La violence des pluies a obligé les autorités à procéder à des délestages à sept barrages dans cinq départements, « une procédure extrêmement rare », a expliqué le ministère des territoires et des transports, car elle risque d’aggraver la situation en aval. En 2018, une telle opération menée dans l’urgence sur l’île de Shikoku avait provoqué une crue qui avait fait 9 morts.
Le lourd bilan d’Hagibis s’explique par le fait que le typhon a touché des régions moins habituées que d’autres à de tels phénomènes. Traditionnellement, les typhons passent plus sur le sud-ouest et l’ouest de l’Archipel que sur l’est et le nord-est. Depuis 2011, la région de Kanto, qui inclut Tokyo, et celle de Tohoku (nord-est) ont subi moins de typhons (entre 20 % et 40 % de moins) qu’à Kyushu, la grande île du sud-ouest.

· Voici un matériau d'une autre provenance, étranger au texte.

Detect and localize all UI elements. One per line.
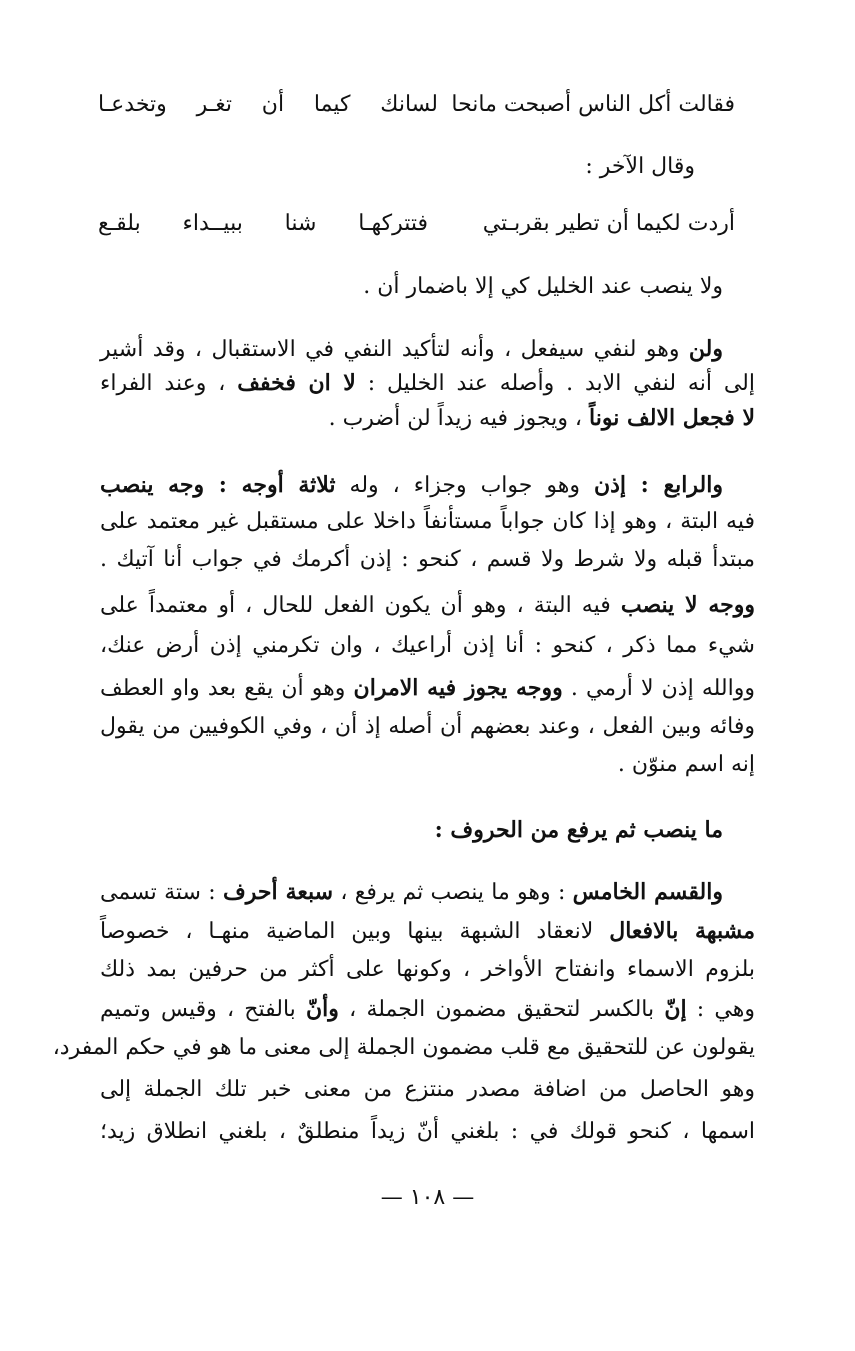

En outre, Hagibis a balayé une zone déjà affectée, le 5 septembre, par le typhon Faxai, puissant lui aussi. Dans certains départements, comme Chiba ou Kanagawa, voisins de Tokyo, 40 000 maisons endommagées par Faxai n’avaient pu être réparées avant Hagibis, en raison notamment de la pénurie de main-d’œuvre dans le secteur de la construction.

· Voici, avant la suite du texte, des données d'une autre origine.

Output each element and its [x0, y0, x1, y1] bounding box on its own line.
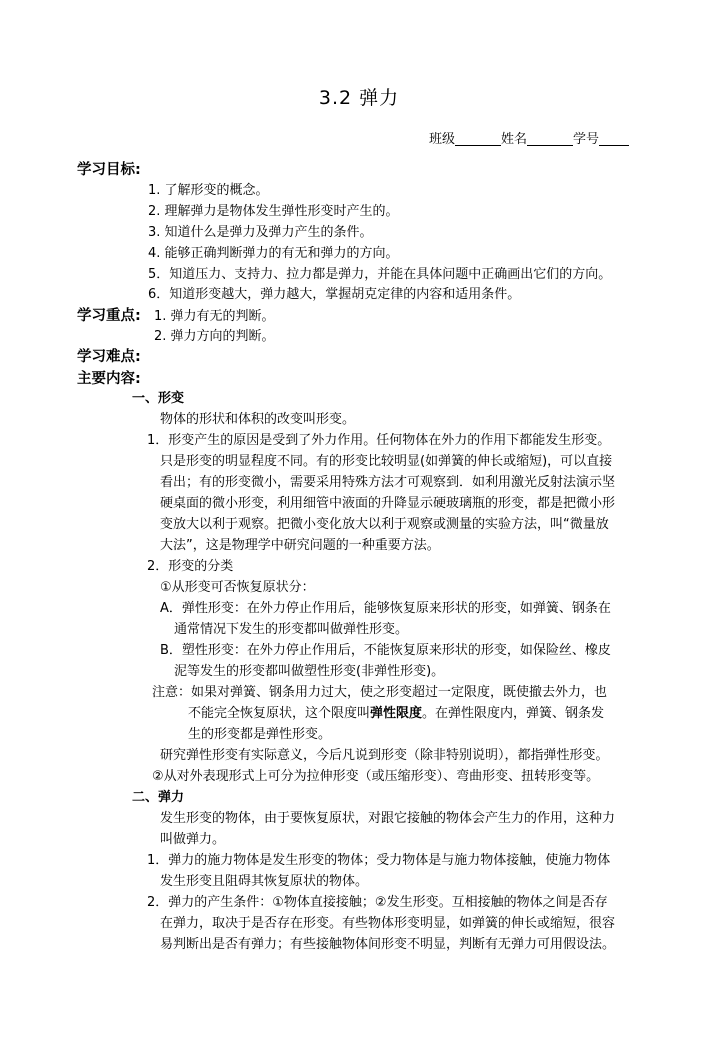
paragraph-line: 1．形变产生的原因是受到了外力作用。任何物体在外力的作用下都能发生形变。 [147, 433, 611, 448]
objective-item: 4. 能够正确判断弹力的有无和弹力的方向。 [148, 246, 399, 261]
paragraph-line: 2．弹力的产生条件：①物体直接接触；②发生形变。互相接触的物体之间是否存 [147, 895, 608, 910]
paragraph-line: 硬桌面的微小形变，利用细管中液面的升降显示硬玻璃瓶的形变，都是把微小形 [160, 496, 616, 511]
difficulties-heading: 学习难点: [77, 349, 141, 365]
deformation-definition: 物体的形状和体积的改变叫形变。 [160, 412, 356, 427]
paragraph-line: 只是形变的明显程度不同。有的形变比较明显(如弹簧的伸长或缩短)，可以直接 [160, 454, 613, 469]
elastic-limit-term: 弹性限度 [370, 706, 423, 721]
objective-item: 1. 了解形变的概念。 [148, 183, 269, 198]
objective-item: 3. 知道什么是弹力及弹力产生的条件。 [148, 225, 373, 240]
id-label: 学号 [573, 132, 600, 147]
main-content-heading: 主要内容: [77, 371, 141, 387]
paragraph-line: 1．弹力的施力物体是发生形变的物体；受力物体是与施力物体接触，使施力物体 [147, 853, 611, 868]
note-text: 。在弹性限度内，弹簧、钢条发 [422, 706, 605, 721]
paragraph-line: 易判断出是否有弹力；有些接触物体间形变不明显，判断有无弹力可用假设法。 [160, 937, 616, 952]
paragraph-line: 在弹力，取决于是否存在形变。有些物体形变明显，如弹簧的伸长或缩短，很容 [160, 916, 616, 931]
id-blank [599, 131, 629, 146]
note-line: 生的形变都是弹性形变。 [188, 727, 332, 742]
elastic-force-definition: 发生形变的物体，由于要恢复原状，对跟它接触的物体会产生力的作用，这种力 [160, 811, 616, 826]
elastic-deformation-line: 通常情况下发生的形变都叫做弹性形变。 [174, 622, 409, 637]
classification-2: ②从对外表现形式上可分为拉伸形变（或压缩形变）、弯曲形变、扭转形变等。 [152, 769, 600, 784]
plastic-deformation-line: 泥等发生的形变都叫做塑性形变(非弹性形变)。 [174, 664, 445, 679]
key-point-item: 1. 弹力有无的判断。 [154, 309, 275, 324]
name-label: 姓名 [501, 132, 528, 147]
objective-item: 2. 理解弹力是物体发生弹性形变时产生的。 [148, 204, 399, 219]
student-info-line [429, 131, 629, 149]
objective-item: 6．知道形变越大，弹力越大，掌握胡克定律的内容和适用条件。 [148, 287, 521, 302]
paragraph-line: 发生形变且阻碍其恢复原状的物体。 [160, 874, 369, 889]
key-points-heading: 学习重点: [77, 308, 141, 324]
class-label: 班级 [429, 132, 456, 147]
section-elastic-force-title: 二、弹力 [132, 790, 185, 805]
objective-item: 5．知道压力、支持力、拉力都是弹力，并能在具体问题中正确画出它们的方向。 [148, 267, 612, 282]
paragraph-line: 大法”，这是物理学中研究问题的一种重要方法。 [160, 538, 440, 553]
elastic-deformation-line: A．弹性形变：在外力停止作用后，能够恢复原来形状的形变，如弹簧、钢条在 [160, 601, 611, 616]
research-note: 研究弹性形变有实际意义，今后凡说到形变（除非特别说明），都指弹性形变。 [160, 748, 609, 763]
plastic-deformation-line: B．塑性形变：在外力停止作用后，不能恢复原来形状的形变，如保险丝、橡皮 [160, 643, 611, 658]
paragraph-line: 变放大以利于观察。把微小变化放大以利于观察或测量的实验方法，叫“微量放 [160, 517, 609, 532]
key-point-item: 2. 弹力方向的判断。 [154, 329, 275, 344]
note-line [188, 705, 604, 723]
deformation-classification-title: 2．形变的分类 [147, 559, 234, 574]
classification-1: ①从形变可否恢复原状分： [160, 580, 315, 595]
note-line: 注意：如果对弹簧、钢条用力过大，使之形变超过一定限度，既使撤去外力，也 [152, 685, 608, 700]
elastic-force-definition: 叫做弹力。 [160, 832, 226, 847]
section-deformation-title: 一、形变 [132, 391, 185, 406]
name-blank [527, 131, 573, 146]
page-title: 3.2 弹力 [318, 87, 400, 109]
class-blank [455, 131, 501, 146]
objectives-heading: 学习目标: [77, 162, 141, 178]
note-text: 不能完全恢复原状，这个限度叫 [188, 706, 371, 721]
paragraph-line: 看出；有的形变微小，需要采用特殊方法才可观察到．如利用激光反射法演示坚 [160, 475, 616, 490]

L’ampleur de la catastrophe et l’importance des pertes humaines interrogent également sur la prévention et la protection des populations, car de tels typhons risquent de devenir de plus en plus nombreux. « La fréquence de ces typhons dévastateurs et leur intensité maximale augmentent à cause du changement climatique », assure Kazuhisa Tsuboki, spécialiste de ces phénomènes de l’université de Nagoya.
Dans le Pacifique, les typhons se forment plus au nord, ainsi que le révèle une étude de 2019 de la Société américaine de météorologie, dont les auteurs constatent une « migration vers le pôle de la latitude de l’intensité maximum [des typhons] dans le nord-ouest du Pacifique », ce qui pourrait « influencer l’exposition aux dangers causés par les typhons ». Les régions jusque-là moins exposées, tel le centre, le nord et le nord-est du Japon, devraient l’être davantage.
Kazuhisa Tsuboki déplore par ailleurs une évaluation insuffisante de la puissance des typhons. La JMA travaille essentiellement sur la base de données recueillies par satellite. « Ce système permet de prévoir assez précisément la trajectoire d’un typhon. Mais il ne donne pas avec précision la vitesse des vents et la pression centrale. » Le professeur Tsuboki prône le recours, comme aux Etats-Unis, aux avions pour effectuer de telles mesures au cœur de la tempête, une initiative « essentielle » pour « mieux se préparer ».
Autres questions posées par le cyclone, celle de la gestion des digues – dans lesquelles les autorités japonaises auraient une confiance exagérée – et celle du stockage des déchets radioactifs. Dix des 2 667 énormes sacs noirs contenant terre et feuillages issus de la décontamination des sols de la province de Fukushima, entreposés près d’un cours d’eau, ont été emportés par la rivière. « Six ont pu être récupérés », a indiqué à l’AFP Keisuke Takagi, un porte-parole du ministère de l’environnement.
Une dernière inconnue réside dans le coût économique d’Hagibis. En septembre 2018, un autre puissant typhon, Jebi, qui avait touché l’ouest de l’Archipel et tué onze personnes, avait causé 11,4 milliards d’euros de dégâts.